The proposed rule seeks to prevent securitization participants from engaging in \"conflicted transactions\" from the moment a person has taken significant steps or reached an agreement to become a securitization participant with regard to an asset-backed security (ABS). A \"conflicted transaction\" encompasses several transactions, including a short sale of the ABS, the purchase of a credit default swap (CDS), or the purchase or sale of any financial instrument that benefits the securitization participant from the asset pool's adverse performance, loss of principal, default, early amortization event, or decline in the market value of the ABS. The transaction's materiality is also considered, as a reasonable investor would likely consider it important to their investment decision.

The proposed rule offers exceptions for risk-mitigating hedging activities, bona fide market-making activities, and liquidity commitments.
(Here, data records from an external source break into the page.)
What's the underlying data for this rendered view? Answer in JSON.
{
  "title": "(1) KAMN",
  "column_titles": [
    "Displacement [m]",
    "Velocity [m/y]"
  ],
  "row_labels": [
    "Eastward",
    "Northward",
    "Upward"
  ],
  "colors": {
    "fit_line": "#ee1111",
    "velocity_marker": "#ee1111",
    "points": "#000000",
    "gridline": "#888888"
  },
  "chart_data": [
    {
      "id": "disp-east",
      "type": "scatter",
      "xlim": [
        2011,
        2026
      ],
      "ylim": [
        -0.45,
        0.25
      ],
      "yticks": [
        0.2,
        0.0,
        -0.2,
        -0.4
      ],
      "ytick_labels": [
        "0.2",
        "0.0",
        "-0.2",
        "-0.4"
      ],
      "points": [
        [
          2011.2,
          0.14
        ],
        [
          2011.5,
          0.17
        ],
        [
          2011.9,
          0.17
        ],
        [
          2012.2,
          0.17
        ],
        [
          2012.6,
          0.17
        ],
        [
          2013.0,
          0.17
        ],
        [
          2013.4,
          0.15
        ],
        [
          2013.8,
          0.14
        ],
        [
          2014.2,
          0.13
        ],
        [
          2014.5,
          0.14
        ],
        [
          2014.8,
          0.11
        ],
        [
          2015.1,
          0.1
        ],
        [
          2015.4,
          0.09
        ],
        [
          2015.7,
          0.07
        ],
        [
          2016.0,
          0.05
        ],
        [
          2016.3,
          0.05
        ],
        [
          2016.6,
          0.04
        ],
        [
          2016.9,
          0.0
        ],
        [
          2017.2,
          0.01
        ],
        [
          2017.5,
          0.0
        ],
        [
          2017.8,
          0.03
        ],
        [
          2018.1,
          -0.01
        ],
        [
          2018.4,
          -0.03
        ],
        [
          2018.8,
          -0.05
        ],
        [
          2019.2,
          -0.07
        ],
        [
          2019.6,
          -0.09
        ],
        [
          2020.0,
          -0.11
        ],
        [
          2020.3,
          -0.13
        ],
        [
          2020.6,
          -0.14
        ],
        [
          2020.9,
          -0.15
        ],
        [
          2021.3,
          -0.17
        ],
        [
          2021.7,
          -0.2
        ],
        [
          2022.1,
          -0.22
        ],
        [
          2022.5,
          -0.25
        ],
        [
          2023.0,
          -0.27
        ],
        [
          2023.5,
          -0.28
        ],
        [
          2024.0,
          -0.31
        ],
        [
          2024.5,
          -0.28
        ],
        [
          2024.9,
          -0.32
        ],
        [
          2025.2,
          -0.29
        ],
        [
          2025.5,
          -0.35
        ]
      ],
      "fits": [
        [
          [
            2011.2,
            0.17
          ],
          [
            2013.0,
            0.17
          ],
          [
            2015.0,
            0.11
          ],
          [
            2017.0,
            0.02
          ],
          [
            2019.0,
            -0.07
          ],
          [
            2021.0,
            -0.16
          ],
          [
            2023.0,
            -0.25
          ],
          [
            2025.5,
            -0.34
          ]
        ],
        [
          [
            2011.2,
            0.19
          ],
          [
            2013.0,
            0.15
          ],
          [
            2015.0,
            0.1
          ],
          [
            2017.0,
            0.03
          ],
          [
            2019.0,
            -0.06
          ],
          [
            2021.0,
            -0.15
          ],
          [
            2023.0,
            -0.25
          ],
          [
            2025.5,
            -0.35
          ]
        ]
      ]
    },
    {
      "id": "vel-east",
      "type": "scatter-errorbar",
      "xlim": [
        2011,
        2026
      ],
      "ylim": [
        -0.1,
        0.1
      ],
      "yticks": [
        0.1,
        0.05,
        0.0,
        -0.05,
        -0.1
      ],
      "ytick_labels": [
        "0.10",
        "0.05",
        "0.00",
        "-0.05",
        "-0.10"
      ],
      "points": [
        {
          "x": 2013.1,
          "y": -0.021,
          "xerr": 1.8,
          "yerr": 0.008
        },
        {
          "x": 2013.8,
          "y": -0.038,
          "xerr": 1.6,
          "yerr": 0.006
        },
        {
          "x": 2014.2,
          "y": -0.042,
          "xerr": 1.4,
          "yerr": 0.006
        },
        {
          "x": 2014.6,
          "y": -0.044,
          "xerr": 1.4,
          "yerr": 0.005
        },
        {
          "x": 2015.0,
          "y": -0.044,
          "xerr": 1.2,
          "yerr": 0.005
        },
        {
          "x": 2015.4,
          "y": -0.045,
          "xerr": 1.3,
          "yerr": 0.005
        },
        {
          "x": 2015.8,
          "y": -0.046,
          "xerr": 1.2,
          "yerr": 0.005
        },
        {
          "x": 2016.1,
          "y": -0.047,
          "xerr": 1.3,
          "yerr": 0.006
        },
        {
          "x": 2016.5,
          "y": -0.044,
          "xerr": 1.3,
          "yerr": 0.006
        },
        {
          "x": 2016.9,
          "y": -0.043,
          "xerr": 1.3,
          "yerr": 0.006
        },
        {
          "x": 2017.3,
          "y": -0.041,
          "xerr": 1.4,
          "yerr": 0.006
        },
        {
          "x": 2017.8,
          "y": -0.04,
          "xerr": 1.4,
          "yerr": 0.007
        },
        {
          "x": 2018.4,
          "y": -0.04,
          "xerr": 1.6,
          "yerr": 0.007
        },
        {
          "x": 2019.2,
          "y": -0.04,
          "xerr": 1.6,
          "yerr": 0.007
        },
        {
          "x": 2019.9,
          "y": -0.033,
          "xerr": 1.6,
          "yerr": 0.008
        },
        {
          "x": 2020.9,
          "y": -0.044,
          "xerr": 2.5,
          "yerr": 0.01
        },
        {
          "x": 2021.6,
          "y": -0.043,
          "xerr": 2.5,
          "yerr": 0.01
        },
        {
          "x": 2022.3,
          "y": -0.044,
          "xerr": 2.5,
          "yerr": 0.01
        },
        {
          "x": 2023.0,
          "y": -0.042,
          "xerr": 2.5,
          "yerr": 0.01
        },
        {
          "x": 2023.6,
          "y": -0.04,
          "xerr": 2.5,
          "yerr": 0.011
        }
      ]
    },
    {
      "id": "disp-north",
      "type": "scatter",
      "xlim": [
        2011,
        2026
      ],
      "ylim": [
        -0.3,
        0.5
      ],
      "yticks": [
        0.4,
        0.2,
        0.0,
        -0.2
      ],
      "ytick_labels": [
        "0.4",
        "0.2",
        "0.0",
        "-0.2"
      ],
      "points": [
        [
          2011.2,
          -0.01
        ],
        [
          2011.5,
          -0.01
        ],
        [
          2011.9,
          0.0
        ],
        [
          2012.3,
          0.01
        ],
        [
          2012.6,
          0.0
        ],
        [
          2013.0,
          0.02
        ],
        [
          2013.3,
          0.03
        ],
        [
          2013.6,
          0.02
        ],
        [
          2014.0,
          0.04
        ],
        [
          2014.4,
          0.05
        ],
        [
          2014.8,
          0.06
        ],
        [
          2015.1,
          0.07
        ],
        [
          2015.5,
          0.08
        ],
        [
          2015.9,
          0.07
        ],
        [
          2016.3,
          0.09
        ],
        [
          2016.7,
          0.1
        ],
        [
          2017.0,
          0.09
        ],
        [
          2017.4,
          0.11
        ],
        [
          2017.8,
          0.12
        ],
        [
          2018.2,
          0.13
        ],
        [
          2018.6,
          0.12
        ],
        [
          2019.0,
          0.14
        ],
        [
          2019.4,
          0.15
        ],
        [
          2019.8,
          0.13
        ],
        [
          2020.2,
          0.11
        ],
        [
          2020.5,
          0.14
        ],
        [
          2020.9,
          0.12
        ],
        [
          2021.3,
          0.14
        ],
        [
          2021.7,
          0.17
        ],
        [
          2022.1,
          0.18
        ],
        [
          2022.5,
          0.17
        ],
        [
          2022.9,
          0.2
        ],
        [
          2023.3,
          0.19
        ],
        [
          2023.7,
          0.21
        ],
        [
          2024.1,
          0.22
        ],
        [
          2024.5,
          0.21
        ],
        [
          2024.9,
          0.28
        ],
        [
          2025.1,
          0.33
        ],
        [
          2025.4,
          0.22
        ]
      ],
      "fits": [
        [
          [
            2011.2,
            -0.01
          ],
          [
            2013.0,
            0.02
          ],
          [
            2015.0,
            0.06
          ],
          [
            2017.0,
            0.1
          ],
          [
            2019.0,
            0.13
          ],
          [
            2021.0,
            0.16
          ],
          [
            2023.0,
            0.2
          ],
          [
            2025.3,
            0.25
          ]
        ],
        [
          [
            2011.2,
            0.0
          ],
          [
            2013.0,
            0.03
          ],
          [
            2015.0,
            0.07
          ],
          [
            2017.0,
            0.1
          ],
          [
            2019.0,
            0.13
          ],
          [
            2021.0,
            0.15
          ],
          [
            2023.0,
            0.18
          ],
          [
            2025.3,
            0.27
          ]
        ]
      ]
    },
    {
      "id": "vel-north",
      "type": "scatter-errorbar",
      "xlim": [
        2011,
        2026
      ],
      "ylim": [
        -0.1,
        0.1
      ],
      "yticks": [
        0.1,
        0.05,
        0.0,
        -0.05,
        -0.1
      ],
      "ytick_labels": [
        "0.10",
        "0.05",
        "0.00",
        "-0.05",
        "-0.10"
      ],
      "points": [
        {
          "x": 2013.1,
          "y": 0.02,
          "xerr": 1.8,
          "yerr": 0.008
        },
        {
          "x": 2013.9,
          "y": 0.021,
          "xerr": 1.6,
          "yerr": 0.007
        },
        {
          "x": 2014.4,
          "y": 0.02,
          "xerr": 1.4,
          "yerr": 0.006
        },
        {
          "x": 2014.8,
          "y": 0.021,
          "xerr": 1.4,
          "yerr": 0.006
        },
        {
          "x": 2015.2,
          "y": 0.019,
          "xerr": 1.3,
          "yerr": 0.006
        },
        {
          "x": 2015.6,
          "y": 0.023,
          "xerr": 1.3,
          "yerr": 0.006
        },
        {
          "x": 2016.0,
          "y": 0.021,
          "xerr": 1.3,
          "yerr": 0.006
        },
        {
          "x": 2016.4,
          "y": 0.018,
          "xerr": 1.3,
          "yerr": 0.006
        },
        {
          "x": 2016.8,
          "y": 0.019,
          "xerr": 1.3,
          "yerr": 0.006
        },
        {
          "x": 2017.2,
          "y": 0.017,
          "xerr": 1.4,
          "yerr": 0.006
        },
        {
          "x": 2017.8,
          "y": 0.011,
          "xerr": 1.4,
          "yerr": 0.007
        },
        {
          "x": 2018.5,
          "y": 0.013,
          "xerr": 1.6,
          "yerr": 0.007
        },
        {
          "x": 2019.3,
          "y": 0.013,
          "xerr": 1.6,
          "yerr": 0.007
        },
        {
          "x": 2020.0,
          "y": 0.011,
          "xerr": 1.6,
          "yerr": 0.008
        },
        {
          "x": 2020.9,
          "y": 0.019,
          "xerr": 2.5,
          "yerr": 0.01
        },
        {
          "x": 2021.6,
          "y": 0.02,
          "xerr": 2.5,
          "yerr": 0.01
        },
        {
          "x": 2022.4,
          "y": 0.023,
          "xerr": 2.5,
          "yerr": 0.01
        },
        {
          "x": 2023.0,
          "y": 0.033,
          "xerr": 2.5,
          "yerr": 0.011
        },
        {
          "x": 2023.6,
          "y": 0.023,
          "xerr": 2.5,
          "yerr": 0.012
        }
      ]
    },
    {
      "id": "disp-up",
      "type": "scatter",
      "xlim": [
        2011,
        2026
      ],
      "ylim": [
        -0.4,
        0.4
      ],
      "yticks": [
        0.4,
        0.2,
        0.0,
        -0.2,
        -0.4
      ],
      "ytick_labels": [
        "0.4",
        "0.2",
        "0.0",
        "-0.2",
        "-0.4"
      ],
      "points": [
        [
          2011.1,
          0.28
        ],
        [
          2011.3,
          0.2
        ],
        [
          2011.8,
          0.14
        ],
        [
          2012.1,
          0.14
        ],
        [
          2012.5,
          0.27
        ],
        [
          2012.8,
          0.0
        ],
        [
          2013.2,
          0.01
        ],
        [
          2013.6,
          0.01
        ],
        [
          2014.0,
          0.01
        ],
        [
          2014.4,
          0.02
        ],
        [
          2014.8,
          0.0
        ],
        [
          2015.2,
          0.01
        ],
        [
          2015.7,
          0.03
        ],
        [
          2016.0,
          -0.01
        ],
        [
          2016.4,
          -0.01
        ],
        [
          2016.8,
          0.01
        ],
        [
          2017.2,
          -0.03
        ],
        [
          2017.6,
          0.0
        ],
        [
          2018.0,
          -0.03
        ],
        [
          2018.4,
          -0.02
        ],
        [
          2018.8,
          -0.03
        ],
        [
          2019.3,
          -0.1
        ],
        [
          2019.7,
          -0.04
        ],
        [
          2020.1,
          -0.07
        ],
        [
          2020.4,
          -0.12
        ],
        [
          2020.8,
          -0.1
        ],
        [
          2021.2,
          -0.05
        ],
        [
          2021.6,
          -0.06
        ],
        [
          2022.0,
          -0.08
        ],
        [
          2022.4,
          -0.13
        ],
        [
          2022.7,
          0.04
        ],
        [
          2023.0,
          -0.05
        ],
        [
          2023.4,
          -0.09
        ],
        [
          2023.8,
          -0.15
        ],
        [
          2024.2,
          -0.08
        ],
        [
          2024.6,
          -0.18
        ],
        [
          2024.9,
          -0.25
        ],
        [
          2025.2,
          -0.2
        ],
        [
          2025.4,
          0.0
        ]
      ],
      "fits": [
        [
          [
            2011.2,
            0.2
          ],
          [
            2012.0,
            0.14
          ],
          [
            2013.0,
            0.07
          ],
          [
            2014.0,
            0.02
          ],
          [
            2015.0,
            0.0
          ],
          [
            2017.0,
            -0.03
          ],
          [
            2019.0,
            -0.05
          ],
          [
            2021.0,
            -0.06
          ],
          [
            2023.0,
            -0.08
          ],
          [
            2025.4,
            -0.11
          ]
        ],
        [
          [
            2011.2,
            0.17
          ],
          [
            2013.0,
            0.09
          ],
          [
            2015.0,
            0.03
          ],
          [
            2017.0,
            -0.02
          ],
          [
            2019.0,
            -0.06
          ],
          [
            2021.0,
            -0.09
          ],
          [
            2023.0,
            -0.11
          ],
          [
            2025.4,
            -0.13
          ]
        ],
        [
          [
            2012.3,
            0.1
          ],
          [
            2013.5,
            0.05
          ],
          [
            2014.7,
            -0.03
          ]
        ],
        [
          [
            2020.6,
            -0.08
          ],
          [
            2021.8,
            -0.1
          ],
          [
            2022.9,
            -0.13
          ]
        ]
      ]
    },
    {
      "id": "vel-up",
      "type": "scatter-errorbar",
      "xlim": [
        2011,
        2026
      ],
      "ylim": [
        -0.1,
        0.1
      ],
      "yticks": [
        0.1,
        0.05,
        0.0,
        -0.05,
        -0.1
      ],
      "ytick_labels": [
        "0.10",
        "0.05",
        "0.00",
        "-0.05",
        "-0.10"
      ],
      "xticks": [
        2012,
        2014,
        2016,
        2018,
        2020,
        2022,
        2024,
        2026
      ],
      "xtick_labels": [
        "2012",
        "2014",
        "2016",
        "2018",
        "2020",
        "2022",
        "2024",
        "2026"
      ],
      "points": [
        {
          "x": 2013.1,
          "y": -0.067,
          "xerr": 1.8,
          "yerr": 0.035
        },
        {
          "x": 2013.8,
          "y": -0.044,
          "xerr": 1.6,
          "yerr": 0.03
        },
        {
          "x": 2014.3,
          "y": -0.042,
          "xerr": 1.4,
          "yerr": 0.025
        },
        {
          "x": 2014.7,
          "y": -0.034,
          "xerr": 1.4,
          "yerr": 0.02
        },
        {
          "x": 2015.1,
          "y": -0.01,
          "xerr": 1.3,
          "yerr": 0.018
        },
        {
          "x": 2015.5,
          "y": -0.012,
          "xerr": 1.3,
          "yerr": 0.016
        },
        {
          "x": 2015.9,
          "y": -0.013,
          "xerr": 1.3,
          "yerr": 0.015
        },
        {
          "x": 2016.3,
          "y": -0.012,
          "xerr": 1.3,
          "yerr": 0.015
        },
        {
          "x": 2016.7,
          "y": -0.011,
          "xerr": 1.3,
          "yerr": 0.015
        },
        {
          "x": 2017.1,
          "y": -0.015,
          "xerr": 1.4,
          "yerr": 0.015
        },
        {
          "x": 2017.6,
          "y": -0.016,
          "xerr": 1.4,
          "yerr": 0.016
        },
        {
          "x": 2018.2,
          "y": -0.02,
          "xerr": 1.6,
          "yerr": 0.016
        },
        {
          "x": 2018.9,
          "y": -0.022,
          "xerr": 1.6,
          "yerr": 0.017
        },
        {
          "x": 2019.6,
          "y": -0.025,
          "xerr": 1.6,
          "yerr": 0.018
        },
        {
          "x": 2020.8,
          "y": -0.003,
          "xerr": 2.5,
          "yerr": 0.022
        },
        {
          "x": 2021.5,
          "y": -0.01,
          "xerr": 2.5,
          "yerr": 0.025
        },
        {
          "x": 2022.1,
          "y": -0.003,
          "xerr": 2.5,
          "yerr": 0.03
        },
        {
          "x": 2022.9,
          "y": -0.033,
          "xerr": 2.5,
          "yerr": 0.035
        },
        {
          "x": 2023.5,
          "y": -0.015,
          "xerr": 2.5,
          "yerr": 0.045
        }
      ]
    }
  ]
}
However, securitization participants who rely on these exceptions must implement compliance programs designed to ensure their compliance with the associated exception conditions, including written policies and procedures.

The proposed definitions in the rule provide several exceptions and exclusions, each with conditions that protect investors and align with Section 27B's objectives.

In conclusion, I completely disagree with the implementation of this rule.